The Rosario Grains Exchange projects Argentina’s wheat exports to reach 13.3 million metric tons for the 2024-25 season, the second-highest level in history.
Australia is also on track for an above-average wheat yield, despite recent adverse weather impacts.
Soybean and corn prices have felt particular pressure as the US harvest progresses rapidly, contributing to global supply.
Although demand provided some support last week, the market continues to adjust to these supply pressures.
The Commodity Futures Trading Commission’s latest report shows that non-commercial traders increased their net short positions in CBOT wheat and soybeans, a trend that reflects continued bearish sentiment in the market.
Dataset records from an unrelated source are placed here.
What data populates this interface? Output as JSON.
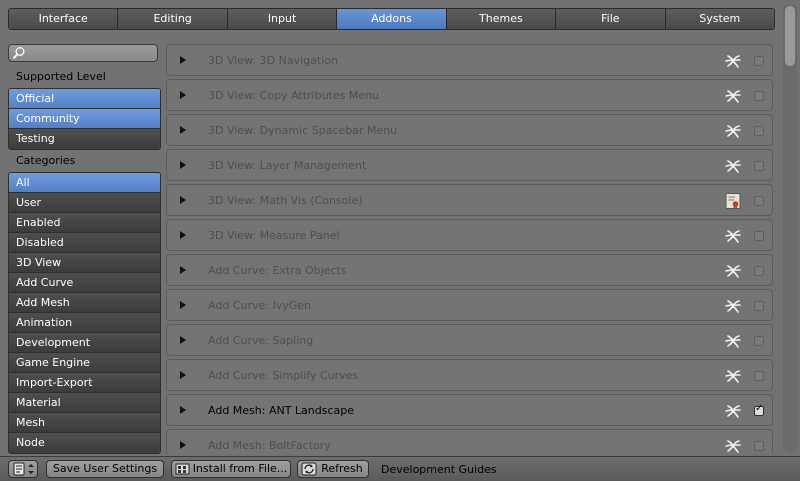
{
  "tabs": [
    "Interface",
    "Editing",
    "Input",
    "Addons",
    "Themes",
    "File",
    "System"
  ],
  "active_tab": "Addons",
  "search": {
    "placeholder": ""
  },
  "supported_level": {
    "label": "Supported Level",
    "items": [
      {
        "label": "Official",
        "selected": true
      },
      {
        "label": "Community",
        "selected": true
      },
      {
        "label": "Testing",
        "selected": false
      }
    ]
  },
  "categories": {
    "label": "Categories",
    "items": [
      {
        "label": "All",
        "selected": true
      },
      {
        "label": "User",
        "selected": false
      },
      {
        "label": "Enabled",
        "selected": false
      },
      {
        "label": "Disabled",
        "selected": false
      },
      {
        "label": "3D View",
        "selected": false
      },
      {
        "label": "Add Curve",
        "selected": false
      },
      {
        "label": "Add Mesh",
        "selected": false
      },
      {
        "label": "Animation",
        "selected": false
      },
      {
        "label": "Development",
        "selected": false
      },
      {
        "label": "Game Engine",
        "selected": false
      },
      {
        "label": "Import-Export",
        "selected": false
      },
      {
        "label": "Material",
        "selected": false
      },
      {
        "label": "Mesh",
        "selected": false
      },
      {
        "label": "Node",
        "selected": false
      }
    ]
  },
  "addons": [
    {
      "name": "3D View: 3D Navigation",
      "icon": "community-icon",
      "enabled": false
    },
    {
      "name": "3D View: Copy Attributes Menu",
      "icon": "community-icon",
      "enabled": false
    },
    {
      "name": "3D View: Dynamic Spacebar Menu",
      "icon": "community-icon",
      "enabled": false
    },
    {
      "name": "3D View: Layer Management",
      "icon": "community-icon",
      "enabled": false
    },
    {
      "name": "3D View: Math Vis (Console)",
      "icon": "official-icon",
      "enabled": false
    },
    {
      "name": "3D View: Measure Panel",
      "icon": "community-icon",
      "enabled": false
    },
    {
      "name": "Add Curve: Extra Objects",
      "icon": "community-icon",
      "enabled": false
    },
    {
      "name": "Add Curve: IvyGen",
      "icon": "community-icon",
      "enabled": false
    },
    {
      "name": "Add Curve: Sapling",
      "icon": "community-icon",
      "enabled": false
    },
    {
      "name": "Add Curve: Simplify Curves",
      "icon": "community-icon",
      "enabled": false
    },
    {
      "name": "Add Mesh: ANT Landscape",
      "icon": "community-icon",
      "enabled": true
    },
    {
      "name": "Add Mesh: BoltFactory",
      "icon": "community-icon",
      "enabled": false
    }
  ],
  "bottom_bar": {
    "save_label": "Save User Settings",
    "install_label": "Install from File...",
    "refresh_label": "Refresh",
    "dev_guides_label": "Development Guides"
  },
  "colors": {
    "accent": "#5580c6",
    "panel_bg": "#727272",
    "list_item_bg": "#444444"
  }
}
A weakened energy market has also influenced grain prices, with oil prices dropping by over $3 per barrel. This decline followed Israel’s retaliatory action over the weekend, which notably avoided impacting Tehran’s oil or nuclear infrastructure.
The resulting stability in oil markets has further eased immediate geopolitical concerns, particularly in the Middle East.
See also: Oil Climbs with Middle East Ceasefire Talks
With grain and oilseed markets often influenced by energy price trends, this easing of tensions has dampened demand for biofuel-linked crops like soybeans and corn.
With less than two weeks to go until the US presidential election, the tight race between Donald Trump and Kamala Harris in key swing states has left investors on edge.
A contested result remains a possibility, raising the prospect of heightened market volatility. Historically, election periods have amplified uncertainty in commodities markets, and traders are likely to remain cautious as Election Day approaches.
The market will likely keep a close watch on developments, with any indication of election delays or contestations potentially exacerbating volatility in grain prices.